I shake my head. I refuse to admit that what she’s saying can be true. That she has any reason to worry about whether she’ll survive. I don’t even want to think about it but she puts her fingers on my wrist and says, “Please,” and I see the pleading in her eyes. How desperately she wants to know.



I nod and think back to the night at the amusement park with Catcher. I think about the evening on the beach with Elias. I don’t know what to tell her, how to explain the feeling of wanting and yet being so scared it won’t happen. That moment when there’s no turning back and his lips land on yours. How different it can make you feel. So beautiful and needed and special.

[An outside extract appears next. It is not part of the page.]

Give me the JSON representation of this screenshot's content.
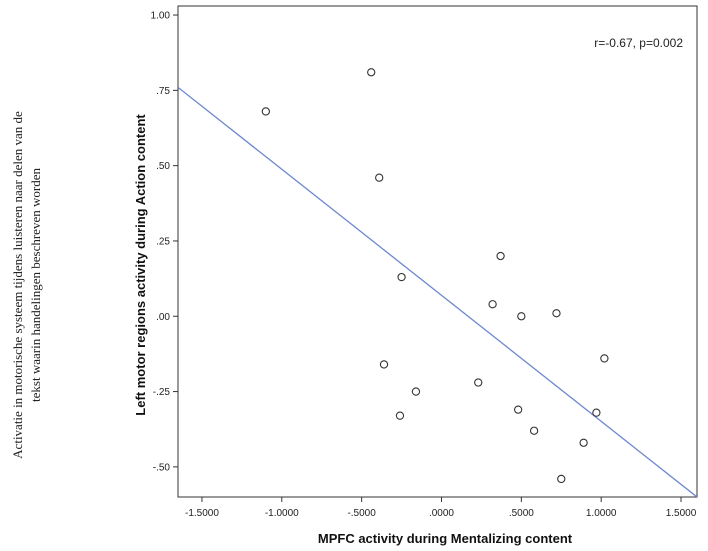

I start walking down the path and she walks next to me, her hand in mine. “It’s wonderful,” I finally say. “And also a little weird-feeling. I mean, not knowing what to do and how it works.” A laugh bubbles up and it feels so refreshing after spending so long thinking about death and infection and the Mudo. “You worry that you’re doing something wrong,” I tell her. And then I lean closer and whisper, “I couldn’t stop wondering what the last thing I’d eaten was.” I smile as she giggles.



“I don’t want to hear the bad parts,” she says with a grin. “I only want you to tell me the good parts.”



And so I do. As we wade through the late-day heat I tell her all of it, forgetting that we’re in the Forest, that we’re being chased and aren’t sure of where we’re going. Just feeling like friends sharing an everyday afternoon walk.